This is a new pain. Very different from other times. It may be nothing. I’ve had three cancers that came to nothing. Oh yeah, I wear a urine collecting bag, but that works out to be very handy. I don’t need to get up at night like I used to — hourly!
The other day I fell on slick snow and landed on my right shoulder. For several days it has been sore. Ice blue cream has helped. Ibuprofen has helped, now that seems okay. But this thing. Should I schedule an appointment with Dr. Crum, my chiropractor? Should I check in with my new primary care doc? This is a little different. The fall and this thing don’t seem to be related — don’t know. Upper body, right shoulder and now left side of neck across the upper back, deep inside upper body. Seems different.

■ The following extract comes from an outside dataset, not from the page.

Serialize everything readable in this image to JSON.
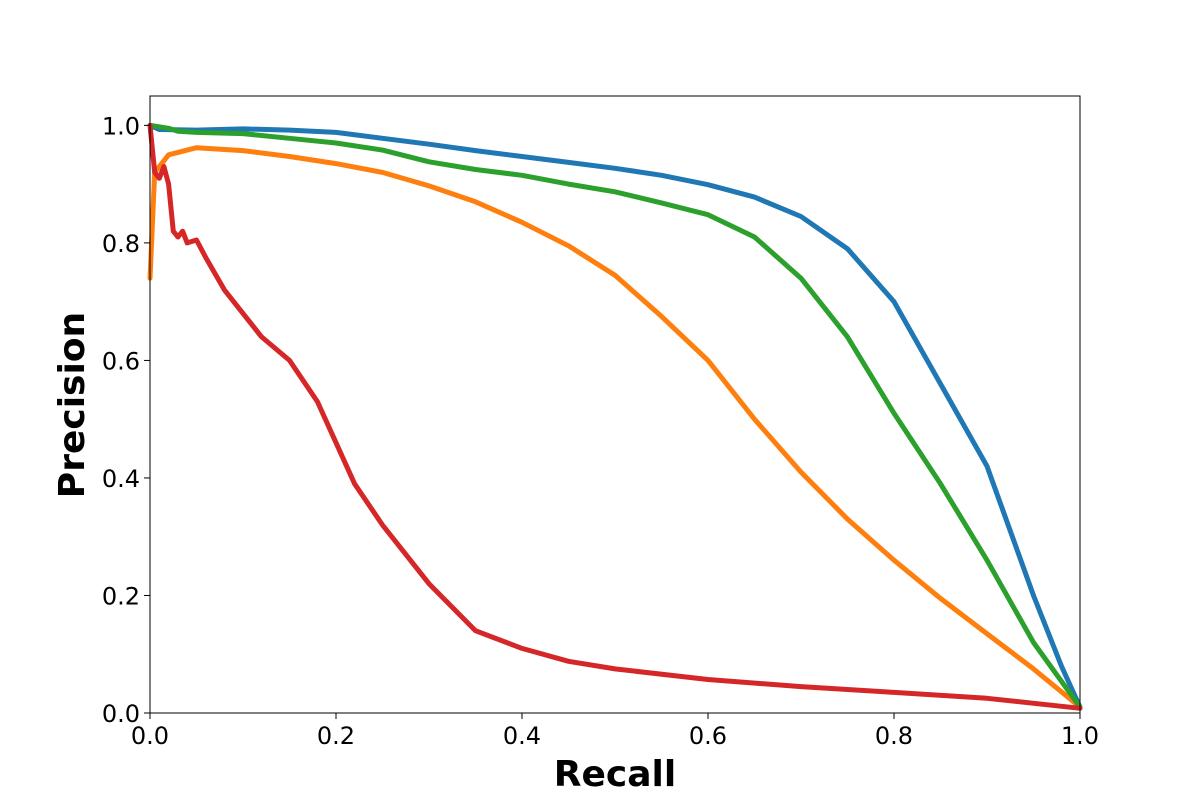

You know what I believe? That each day a bit of us goes down. Even when we were younger, we lost a bit at a time. Many years ago I read the popular book Passages by Gail Sheehy and started to grasp the reality that the day we are born is the day we start to die. In the younger years it is not so noticeable as we seem invincible. At some point we notice that things don’t heal as quickly as they once did and more things begin to go haywire.
Death is a bug-a-boo. Our egonomic (my new word for 2024 meaning roughly naturally egotistical) lives make death so personal, so uniquely ours. We don’t want to believe it really fits us. Sure millions have died in so many ways — quiet illnesses, tragic wars, horrific accidents, and ways we can’t imagine. Yet we have a hard time imagining our own death.
Why am I writing about death? I know, you know, death happens. This new thing — can’t help but think this might be the beginning of the end even though the end started 80 years ago. A small, dime sized, medallion hangs around my neck inscribed with Memento Mori on one side and on the other side You could leave life right now. I know that. It is Stoicism 101. So why is this new thing in my upper left side of my body on my mind?
You know what I think? I think it is a chink of death. A little opening, a little crack, into the end. Just one more thing along the way. What do I do about it? Ride with it. It is not killing me, or is it? You know what I mean, I am functional.
I think I will just appreciate my wife, our comfort, our children, our friends, our lives. Let it be — there must be a song with that title.